Talk ships with a cli tool that exposes functionality to the command line. We seek to provide cli functionality for all features that could need to be accomplished programmatically or prior to the server’s startup.
Thinking about Plugins, the Plugin API and Core?
The following is a template for a thought process that may help clarify your ideas against the backdrop of Talk’s architecture.
Think of a feature or capability. It could be something that’s already in Talk or not. It could be something you want to build, or something you’d think would be a terrible idea. The important part here is to have something to interrogate.
Now, ask these questions:
Is it a Plugin?
Most work for Talk happens in the Plugin space. If the answers to any of these questions is Yes, then you’re thinking of a Plugin.
- Does Talk’s existing Plugin APIs support the thing you want to build?
- Is this something that only some users will want/need?
- Is this something that we want devs to iterate on widely?
You should build it as a plugin. Feel free to explore here on your own or reach out to us. We love to advise on plugins, so please feel free to let us know and we will start a conversation. We will help you conceptualize, architect and promote your plugin if it is in line with our values.
Does it need updates to the Plugin API?
If you answered yes above:
- Do I need to extend the Plugin API to support my plugin?
Often times all the functionality a plugin needs is in the Core, but the Plugin API doesn’t expose it. In these cases, we seek to iteratively extend the Talk Plugin API. All Plugin API contributions from the community must begin by let us know.
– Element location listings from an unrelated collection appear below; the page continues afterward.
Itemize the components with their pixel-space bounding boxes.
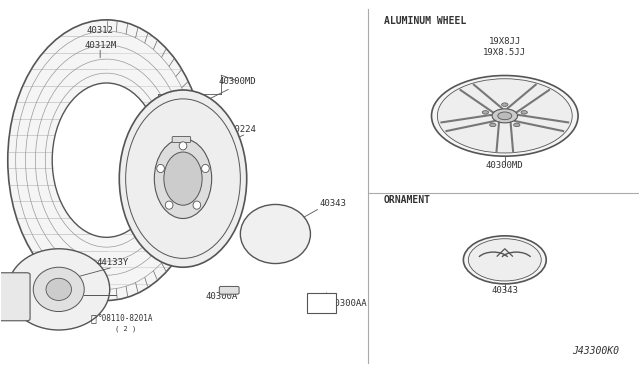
Ellipse shape: [241, 205, 310, 263]
Ellipse shape: [119, 90, 246, 267]
Ellipse shape: [498, 112, 512, 120]
Ellipse shape: [468, 239, 541, 281]
Ellipse shape: [157, 164, 164, 173]
Ellipse shape: [490, 123, 496, 127]
Text: ( 2 ): ( 2 ): [115, 326, 136, 332]
FancyBboxPatch shape: [172, 137, 191, 142]
Ellipse shape: [46, 278, 72, 301]
FancyBboxPatch shape: [0, 273, 30, 321]
Ellipse shape: [482, 110, 488, 114]
Text: 40300AA: 40300AA: [330, 299, 367, 308]
Ellipse shape: [437, 79, 572, 153]
Ellipse shape: [513, 123, 520, 127]
Text: 40312M: 40312M: [84, 41, 116, 49]
Ellipse shape: [33, 267, 84, 311]
Bar: [307, 293, 336, 313]
Text: Ⓑ: Ⓑ: [91, 313, 97, 323]
Text: 4031l: 4031l: [159, 125, 186, 134]
Text: J43300K0: J43300K0: [573, 346, 620, 356]
Text: ALUMINUM WHEEL: ALUMINUM WHEEL: [384, 16, 466, 26]
Text: 40343: 40343: [320, 199, 347, 208]
Text: 40224: 40224: [229, 125, 256, 134]
Ellipse shape: [502, 103, 508, 106]
Ellipse shape: [431, 76, 578, 156]
Ellipse shape: [154, 139, 212, 218]
Ellipse shape: [521, 110, 527, 114]
Text: 40300MD: 40300MD: [218, 77, 256, 86]
Text: 40343: 40343: [492, 286, 518, 295]
Text: ORNAMENT: ORNAMENT: [384, 195, 431, 205]
Ellipse shape: [193, 201, 201, 209]
Ellipse shape: [492, 109, 518, 123]
Ellipse shape: [8, 249, 109, 330]
Text: 40312: 40312: [87, 26, 113, 35]
Ellipse shape: [164, 152, 202, 205]
Ellipse shape: [165, 201, 173, 209]
Ellipse shape: [202, 164, 209, 173]
FancyBboxPatch shape: [220, 286, 239, 294]
Text: 19X8.5JJ: 19X8.5JJ: [483, 48, 526, 57]
Text: 40300MD: 40300MD: [486, 161, 524, 170]
Ellipse shape: [52, 83, 161, 237]
Ellipse shape: [179, 142, 187, 150]
Text: °08110-8201A: °08110-8201A: [98, 314, 154, 323]
Text: 40300A: 40300A: [205, 292, 237, 301]
Text: 19X8JJ: 19X8JJ: [489, 37, 521, 46]
Text: 44133Y: 44133Y: [97, 259, 129, 267]
Ellipse shape: [463, 236, 546, 284]
Ellipse shape: [8, 20, 205, 301]
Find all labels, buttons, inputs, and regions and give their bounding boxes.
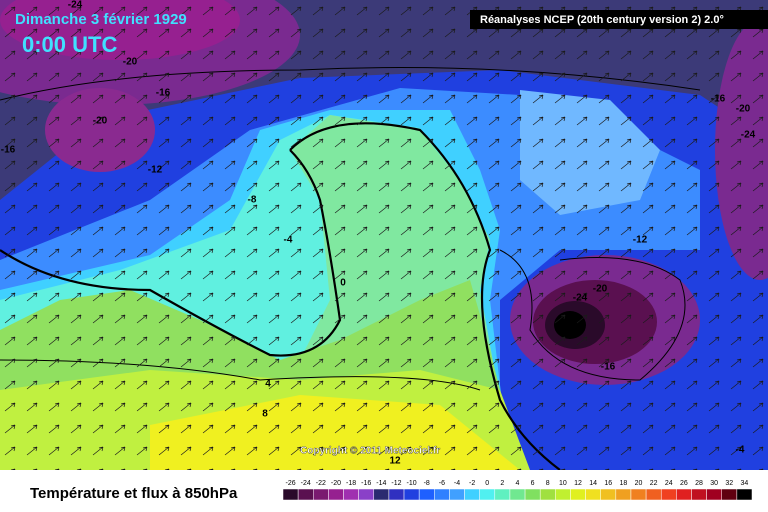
- legend-swatch: [479, 488, 496, 501]
- colorbar: -26 -24 -22 -20 -18 -16 -14 -12 -10 -8 -6 -4 -2 0 2 4 6 8…: [282, 480, 753, 501]
- legend-tick: 16: [604, 480, 612, 487]
- legend-tick: -26: [286, 480, 296, 487]
- legend-swatch: [691, 488, 707, 501]
- date: Dimanche 3 février 1929: [15, 11, 187, 28]
- legend-swatch: [630, 488, 647, 501]
- contour-label: -4: [284, 235, 293, 246]
- contour-label: -16: [156, 88, 171, 99]
- legend-swatch: [660, 488, 677, 501]
- contour-label: -20: [736, 104, 751, 115]
- contour-label: -24: [68, 0, 83, 11]
- contour-label: -12: [633, 235, 648, 246]
- legend-tick: 14: [589, 480, 597, 487]
- legend-swatch: [676, 488, 692, 501]
- legend-swatch: [388, 488, 405, 501]
- legend-tick: -22: [316, 480, 326, 487]
- contour-label: -16: [601, 362, 616, 373]
- legend-tick: -10: [407, 480, 417, 487]
- legend-swatch: [494, 488, 511, 501]
- legend-tick: 6: [531, 480, 535, 487]
- legend-swatch: [313, 488, 329, 501]
- legend-tick: 0: [485, 480, 489, 487]
- legend-swatch: [328, 488, 344, 501]
- legend-swatch: [721, 488, 738, 501]
- copyright: Copyright © 2011 Meteociel.fr: [300, 446, 440, 457]
- legend-swatch: [539, 488, 556, 501]
- legend-tick: -6: [439, 480, 445, 487]
- legend-swatch: [464, 488, 480, 501]
- legend-swatch: [600, 488, 617, 501]
- legend-swatch: [645, 488, 662, 501]
- legend-swatch: [736, 488, 753, 501]
- legend-swatch: [403, 488, 420, 501]
- legend-title: Température et flux à 850hPa: [30, 485, 238, 502]
- map: -24-20-16-20-16-12-8-404812-16-20-24-20-…: [0, 0, 768, 470]
- legend-tick: 22: [650, 480, 658, 487]
- legend-tick: 12: [574, 480, 582, 487]
- contour-label: -20: [593, 284, 608, 295]
- legend-swatch: [282, 488, 299, 501]
- contour-label: -8: [248, 195, 257, 206]
- legend-swatch: [449, 488, 465, 501]
- legend-tick: 4: [516, 480, 520, 487]
- legend-swatch: [434, 488, 450, 501]
- source: Réanalyses NCEP (20th century version 2)…: [480, 14, 724, 26]
- legend-swatch: [509, 488, 526, 501]
- legend-tick: 2: [500, 480, 504, 487]
- legend-swatch: [297, 488, 314, 501]
- contour-label: -16: [1, 145, 16, 156]
- contour-label: 12: [389, 456, 401, 467]
- legend-tick: -20: [331, 480, 341, 487]
- legend-swatch: [615, 488, 632, 501]
- legend-swatch: [418, 488, 435, 501]
- contour-label: -12: [148, 165, 163, 176]
- legend-tick: -2: [469, 480, 475, 487]
- legend-tick: 20: [635, 480, 643, 487]
- legend-tick: 32: [725, 480, 733, 487]
- contour-label: 4: [265, 379, 271, 390]
- contour-label: -24: [573, 293, 588, 304]
- legend-swatch: [585, 488, 601, 501]
- legend-tick: 24: [665, 480, 673, 487]
- legend-swatch: [706, 488, 722, 501]
- legend-tick: 18: [620, 480, 628, 487]
- legend-tick: -12: [391, 480, 401, 487]
- legend-swatch: [570, 488, 586, 501]
- legend-swatch: [358, 488, 375, 501]
- legend-tick: 10: [559, 480, 567, 487]
- legend-tick: 26: [680, 480, 688, 487]
- legend-tick: -4: [454, 480, 460, 487]
- contour-label: -4: [736, 445, 745, 456]
- legend-swatch: [555, 488, 571, 501]
- legend-tick: -16: [361, 480, 371, 487]
- legend-swatch: [343, 488, 359, 501]
- contour-label: 8: [262, 409, 268, 420]
- contour-label: -20: [123, 57, 138, 68]
- legend-tick: 30: [710, 480, 718, 487]
- contour-label: -16: [711, 94, 726, 105]
- contour-label: 0: [340, 278, 346, 289]
- legend-tick: -24: [301, 480, 311, 487]
- legend-tick: 28: [695, 480, 703, 487]
- contour-label: -24: [741, 130, 756, 141]
- legend-swatch: [524, 488, 541, 501]
- source-box: [470, 10, 768, 29]
- legend-tick: 8: [546, 480, 550, 487]
- contour-label: -20: [93, 116, 108, 127]
- legend-tick: -18: [346, 480, 356, 487]
- legend-tick: -8: [424, 480, 430, 487]
- legend-swatch: [373, 488, 390, 501]
- time: 0:00 UTC: [22, 32, 117, 57]
- legend-tick: -14: [376, 480, 386, 487]
- legend-tick: 34: [741, 480, 749, 487]
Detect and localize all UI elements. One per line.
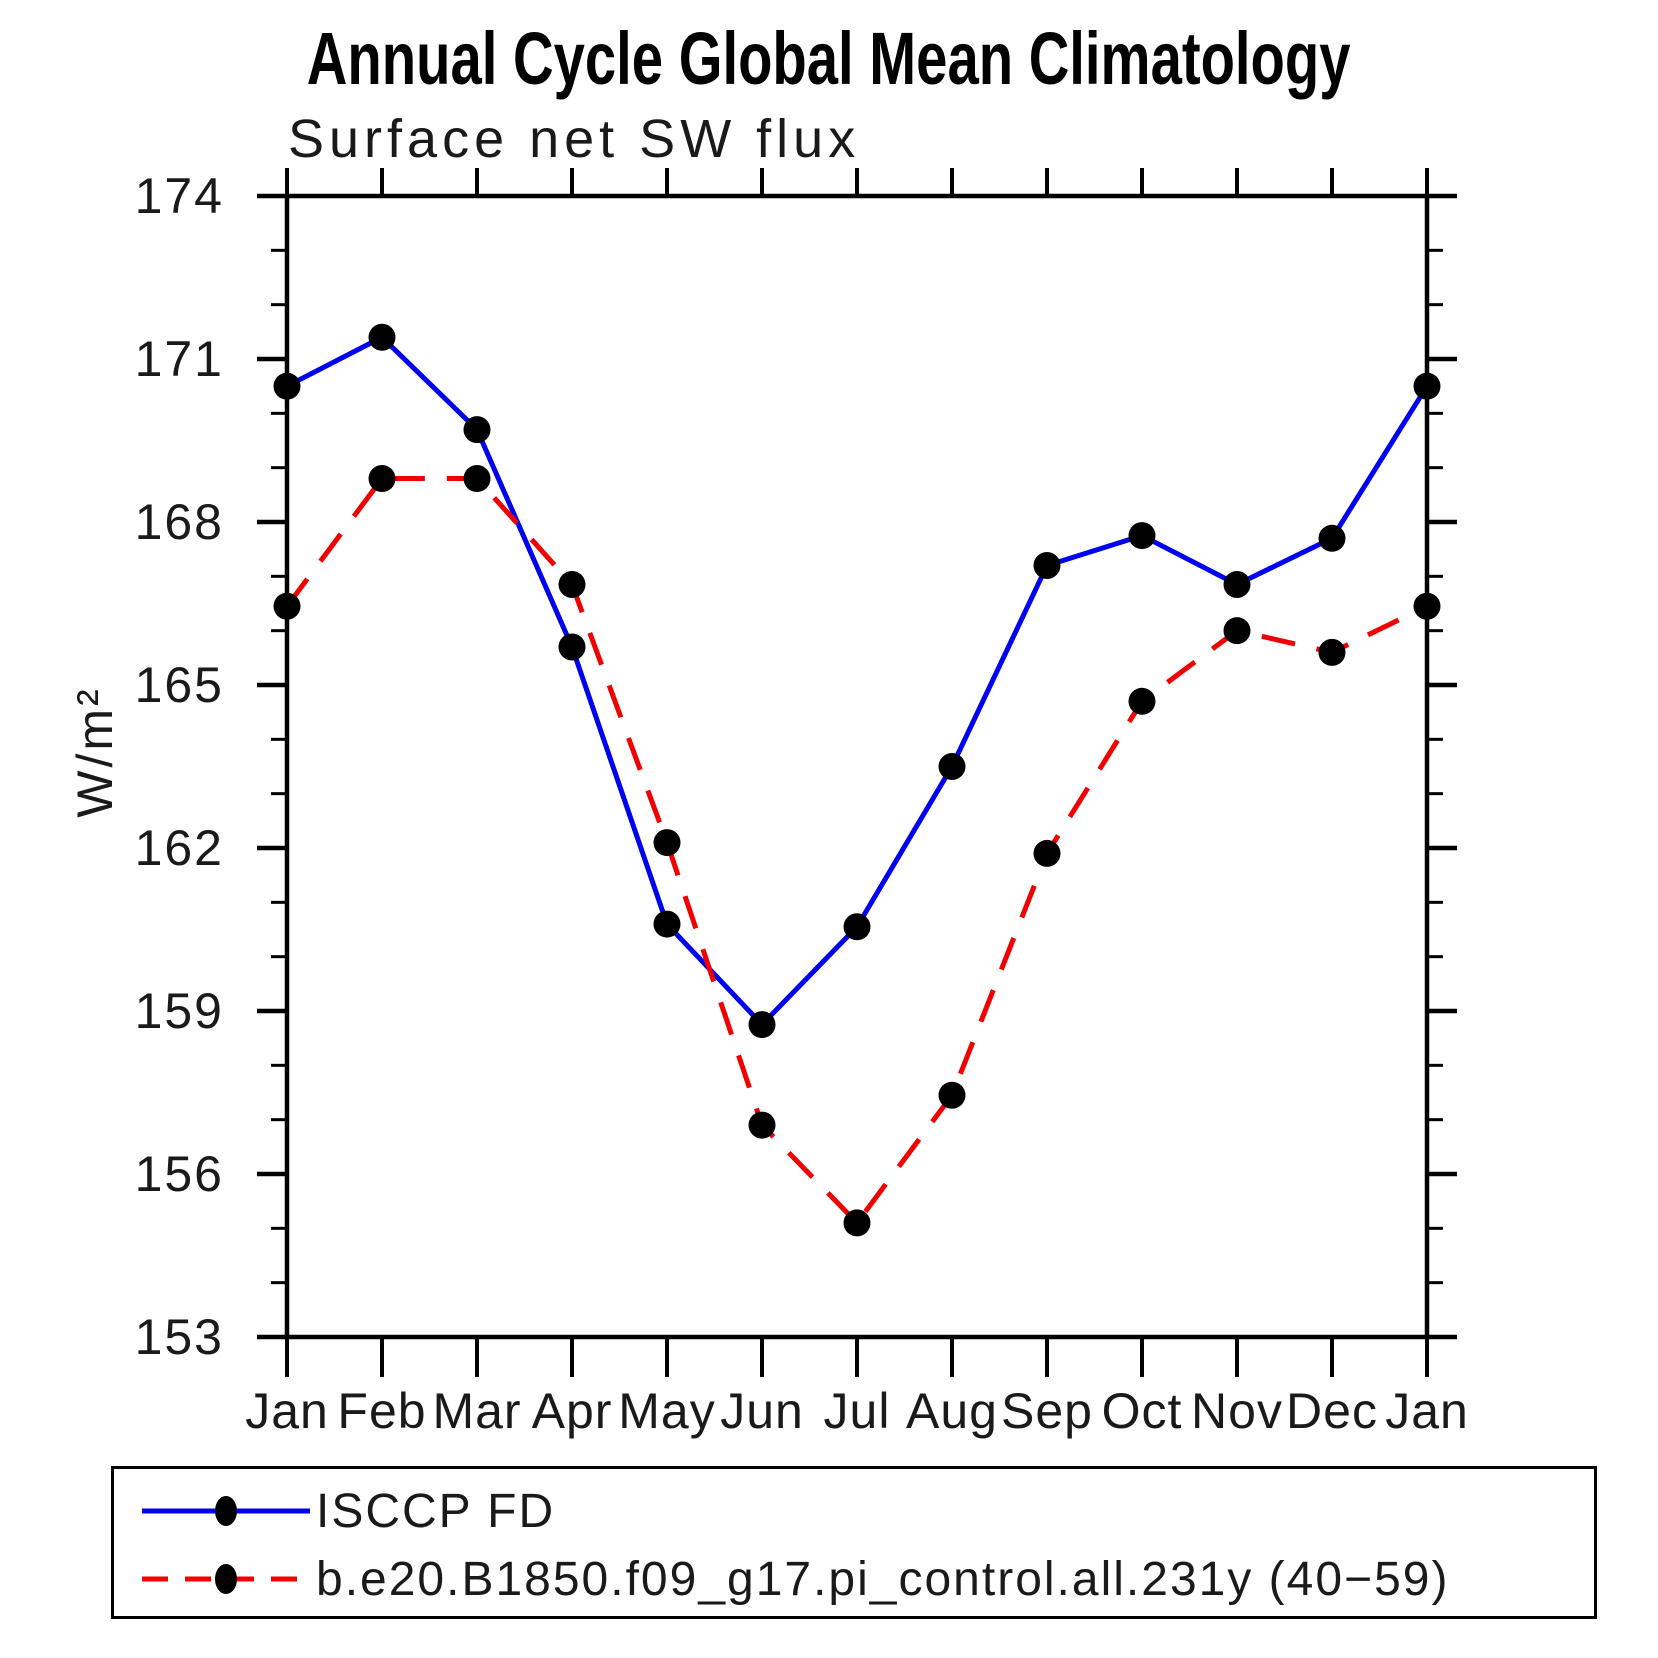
- chart-subtitle: Surface net SW flux: [288, 109, 861, 169]
- y-tick-label: 168: [134, 494, 224, 550]
- x-tick-label: Oct: [1101, 1383, 1183, 1439]
- chart-title: Annual Cycle Global Mean Climatology: [307, 17, 1351, 100]
- x-tick-label: Jan: [1385, 1383, 1469, 1439]
- x-tick-label: Feb: [337, 1383, 427, 1439]
- data-point-marker: [938, 753, 966, 780]
- legend-label-isccp: ISCCP FD: [316, 1484, 556, 1538]
- x-tick-label: Jul: [823, 1383, 891, 1439]
- data-point-marker: [843, 913, 871, 941]
- legend-box: ISCCP FD b.e20.B1850.f09_g17.pi_control.…: [111, 1466, 1597, 1619]
- data-point-marker: [843, 1209, 871, 1237]
- chart-title-wrap: Annual Cycle Global Mean Climatology: [0, 16, 1658, 101]
- data-point-marker: [938, 1081, 966, 1109]
- y-tick-label: 159: [134, 983, 224, 1039]
- y-tick-label: 174: [134, 168, 224, 224]
- data-point-marker: [1033, 551, 1061, 579]
- data-point-marker: [1223, 570, 1251, 598]
- y-tick-label: 162: [134, 820, 224, 876]
- data-point-marker: [463, 416, 491, 444]
- x-tick-label: Apr: [531, 1383, 613, 1439]
- x-tick-label: Dec: [1286, 1383, 1378, 1439]
- data-point-marker: [1413, 592, 1441, 620]
- data-point-marker: [558, 570, 586, 598]
- data-point-marker: [1413, 372, 1441, 400]
- legend-swatch-dashed-line-icon: [142, 1564, 310, 1594]
- legend-swatch-solid-line-icon: [142, 1496, 310, 1526]
- series-line-1: [284, 476, 1429, 1226]
- data-point-marker: [463, 465, 491, 493]
- data-point-marker: [653, 829, 681, 857]
- y-tick-label: 153: [134, 1309, 224, 1365]
- plot-frame: [284, 193, 1430, 1340]
- x-tick-label: Jan: [245, 1383, 329, 1439]
- y-tick-label: 156: [134, 1146, 224, 1202]
- data-point-marker: [1318, 638, 1346, 666]
- data-point-marker: [558, 633, 586, 661]
- data-point-marker: [748, 1111, 776, 1139]
- x-tick-label: Mar: [432, 1383, 522, 1439]
- data-point-marker: [748, 1011, 776, 1039]
- data-point-marker: [368, 465, 396, 493]
- x-tick-label: Aug: [906, 1383, 998, 1439]
- legend-entry-model: b.e20.B1850.f09_g17.pi_control.all.231y …: [138, 1549, 1449, 1609]
- data-point-marker: [1223, 617, 1251, 645]
- data-point-marker: [1318, 524, 1346, 552]
- y-tick-label: 165: [134, 657, 224, 713]
- data-point-marker: [653, 910, 681, 938]
- data-point-marker: [273, 592, 301, 620]
- x-tick-label: Nov: [1191, 1383, 1283, 1439]
- y-tick-label: 171: [134, 331, 224, 387]
- legend-entry-isccp: ISCCP FD: [138, 1481, 555, 1541]
- x-tick-label: May: [618, 1383, 716, 1439]
- data-point-marker: [1128, 687, 1156, 715]
- x-tick-label: Jun: [720, 1383, 804, 1439]
- data-point-marker: [1033, 839, 1061, 867]
- x-tick-label: Sep: [1001, 1383, 1093, 1439]
- data-point-marker: [1128, 522, 1156, 550]
- legend-label-model: b.e20.B1850.f09_g17.pi_control.all.231y …: [316, 1552, 1450, 1606]
- data-point-marker: [273, 372, 301, 400]
- data-point-marker: [368, 323, 396, 351]
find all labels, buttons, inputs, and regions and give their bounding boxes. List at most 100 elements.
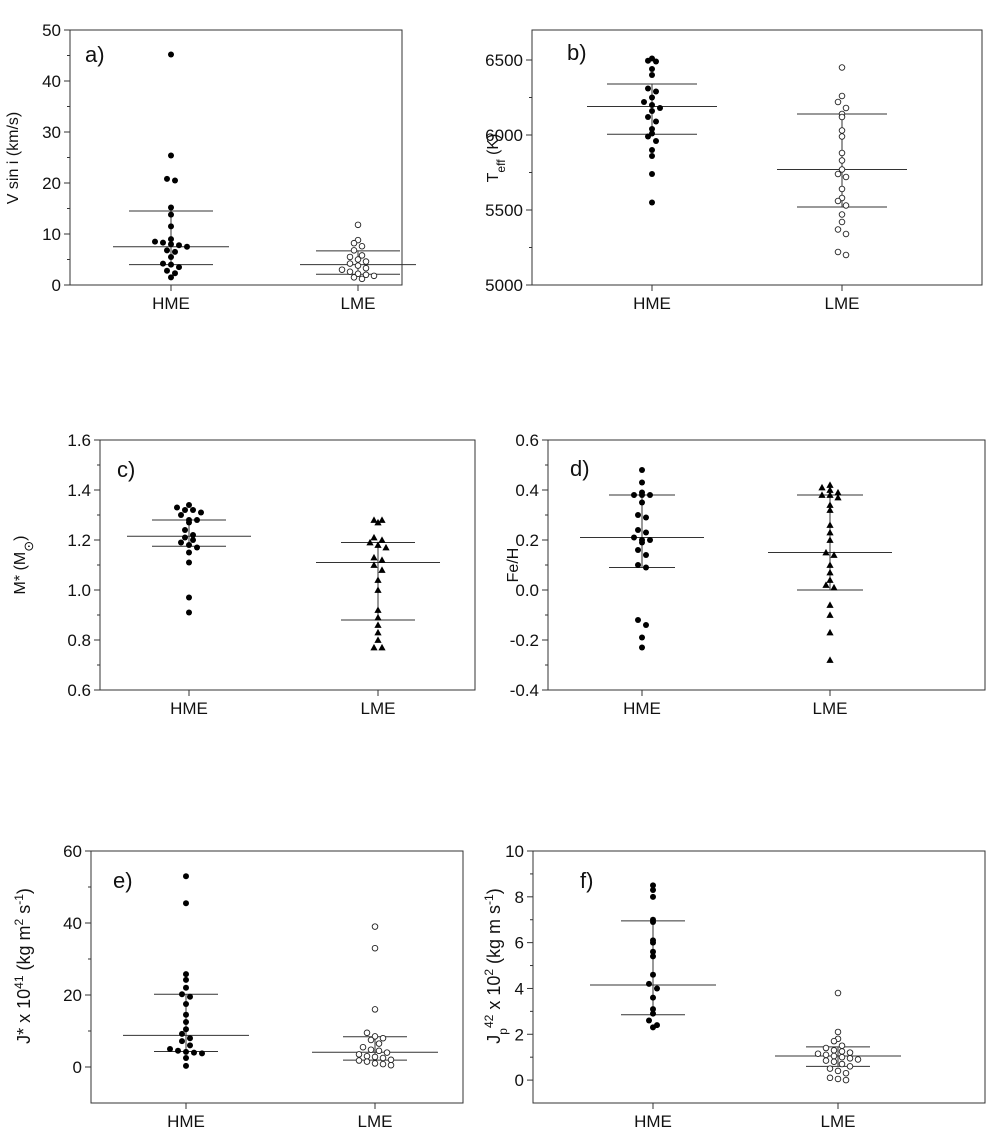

Note: we are stabilizing the process by which new Plugin API bindings are created, agreed upon and ultimately made part of our Plugins Contract. If you are interested in this process, please reach out to us.
Does it require updates to the Plugin API and Core?
What, if any, changes need to be made to Core so that the API can be extended?
Quite often the only things missing from Core are things like events, slots, CSS classes, etc… Adding these is a great way to become a Core Contributor and break new ground as a Plugin Developer.
We seek to keep Core as lean as possible.
Is my idea really just Core?
Amazing! We are always looking to extend the capabilities of Talk. We look forward to discussing what you’ve got to bring!